The really interesting part here, for me, is that what Andrejevic describes as the biggest appeal of reality television is exactly what is removed in Hunger Games: audience desire that they could be one of the ones on screen. Reality TV as democratization fails when the program is overseen by a corrupt government requiring citizens to attend.
I have to force myself to skip a fair amount of the content of the book. For the purpose of this project, I'm not particularly interested in the political implications of reality programming. I mean, I know it all ties together (it's not possible to separate the political or the social from the text, any more than it is in other mediums), but the focus seems to be all wrong anyway.
(Of course, given that the book "does not provide a neutral assessment of the emergene of a new programming trend but rather a critical interpretation of its significance," I'm thinking my theoretical focus in the book should be less Andrejevic and some DeBord. The idea of the Spectacle may be more apt than what essentially is viewer analysis. Andrejevic is required reading for studying reality TV with good reason, largely because he supplies the foundation for lots of other theorists, but if I'm not dealing with THOSE theorists, do I still deal with his book?)
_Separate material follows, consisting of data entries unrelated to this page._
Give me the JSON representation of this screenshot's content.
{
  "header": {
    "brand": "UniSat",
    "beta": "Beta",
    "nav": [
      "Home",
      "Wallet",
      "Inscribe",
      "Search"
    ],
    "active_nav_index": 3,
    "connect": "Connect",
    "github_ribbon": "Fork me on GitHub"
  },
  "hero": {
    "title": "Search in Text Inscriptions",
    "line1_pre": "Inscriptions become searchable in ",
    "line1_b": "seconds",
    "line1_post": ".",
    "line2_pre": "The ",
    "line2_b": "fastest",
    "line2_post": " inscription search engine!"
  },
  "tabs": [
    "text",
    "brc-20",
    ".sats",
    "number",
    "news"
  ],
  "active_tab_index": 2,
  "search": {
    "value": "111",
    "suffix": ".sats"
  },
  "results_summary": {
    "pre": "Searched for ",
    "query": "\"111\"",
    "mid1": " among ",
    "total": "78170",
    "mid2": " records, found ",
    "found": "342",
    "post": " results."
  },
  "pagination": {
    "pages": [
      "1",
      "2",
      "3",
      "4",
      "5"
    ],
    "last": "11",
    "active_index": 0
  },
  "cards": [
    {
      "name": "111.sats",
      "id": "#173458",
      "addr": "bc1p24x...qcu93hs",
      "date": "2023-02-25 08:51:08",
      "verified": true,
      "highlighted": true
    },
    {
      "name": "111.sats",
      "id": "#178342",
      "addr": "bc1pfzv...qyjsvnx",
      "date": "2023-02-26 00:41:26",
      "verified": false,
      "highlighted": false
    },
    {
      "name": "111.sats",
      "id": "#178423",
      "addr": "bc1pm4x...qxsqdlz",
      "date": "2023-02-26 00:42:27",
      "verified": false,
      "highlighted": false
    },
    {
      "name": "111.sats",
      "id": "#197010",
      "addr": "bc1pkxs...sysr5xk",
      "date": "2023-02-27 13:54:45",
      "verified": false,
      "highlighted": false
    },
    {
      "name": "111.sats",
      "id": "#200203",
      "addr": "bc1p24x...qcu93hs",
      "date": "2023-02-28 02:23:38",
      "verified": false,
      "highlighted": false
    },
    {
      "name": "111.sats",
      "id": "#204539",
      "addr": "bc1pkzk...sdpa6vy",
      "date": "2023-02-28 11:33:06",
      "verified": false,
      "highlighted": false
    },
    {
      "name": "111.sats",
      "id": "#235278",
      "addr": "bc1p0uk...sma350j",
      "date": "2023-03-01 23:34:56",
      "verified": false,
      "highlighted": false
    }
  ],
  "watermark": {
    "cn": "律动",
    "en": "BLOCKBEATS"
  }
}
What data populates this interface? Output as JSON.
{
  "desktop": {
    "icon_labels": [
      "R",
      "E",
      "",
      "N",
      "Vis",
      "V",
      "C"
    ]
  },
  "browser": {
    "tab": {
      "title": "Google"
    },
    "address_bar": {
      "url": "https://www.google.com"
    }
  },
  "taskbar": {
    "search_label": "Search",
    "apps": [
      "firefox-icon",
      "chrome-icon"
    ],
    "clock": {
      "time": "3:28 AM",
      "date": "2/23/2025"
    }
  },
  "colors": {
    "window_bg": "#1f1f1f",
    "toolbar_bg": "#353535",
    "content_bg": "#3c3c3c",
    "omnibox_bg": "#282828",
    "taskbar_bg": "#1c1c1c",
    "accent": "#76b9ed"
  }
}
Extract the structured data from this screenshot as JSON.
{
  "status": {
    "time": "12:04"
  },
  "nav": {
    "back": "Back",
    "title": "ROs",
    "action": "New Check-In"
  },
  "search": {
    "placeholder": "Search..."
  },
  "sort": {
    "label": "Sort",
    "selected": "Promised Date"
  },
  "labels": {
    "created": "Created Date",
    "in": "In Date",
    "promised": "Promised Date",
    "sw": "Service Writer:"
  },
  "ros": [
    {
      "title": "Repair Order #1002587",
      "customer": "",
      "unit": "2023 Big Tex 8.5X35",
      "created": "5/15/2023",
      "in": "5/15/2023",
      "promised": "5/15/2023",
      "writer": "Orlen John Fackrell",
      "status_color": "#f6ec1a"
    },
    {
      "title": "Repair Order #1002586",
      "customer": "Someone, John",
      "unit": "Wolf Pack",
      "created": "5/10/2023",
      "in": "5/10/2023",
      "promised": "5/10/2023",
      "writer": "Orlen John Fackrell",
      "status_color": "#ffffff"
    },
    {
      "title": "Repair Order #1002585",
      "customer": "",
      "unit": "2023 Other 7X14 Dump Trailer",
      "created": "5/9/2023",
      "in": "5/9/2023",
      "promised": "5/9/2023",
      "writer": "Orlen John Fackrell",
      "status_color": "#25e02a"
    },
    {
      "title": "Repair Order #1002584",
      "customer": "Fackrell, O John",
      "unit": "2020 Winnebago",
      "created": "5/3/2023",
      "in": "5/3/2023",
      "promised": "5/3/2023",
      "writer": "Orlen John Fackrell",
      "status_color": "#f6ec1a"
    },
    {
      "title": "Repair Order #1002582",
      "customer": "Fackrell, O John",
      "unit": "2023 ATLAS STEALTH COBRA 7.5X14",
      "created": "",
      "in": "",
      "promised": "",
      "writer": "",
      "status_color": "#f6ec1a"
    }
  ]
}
Sometimes I get the feeling that most reality TV theorists don't really like the genre, and they're just writing about it because it's a trend they want to be in on. It doesn't surprise me, but I do find it disappointing. If you don't love some aspect of it, what's the point?
EDIT: Okay, it's kind of interesting to see that the ways theorists interpret audience reaction shifts. The more contemporary the source, the more likely they are to believe that viewers do not see "reality TV" as synonymous with "real."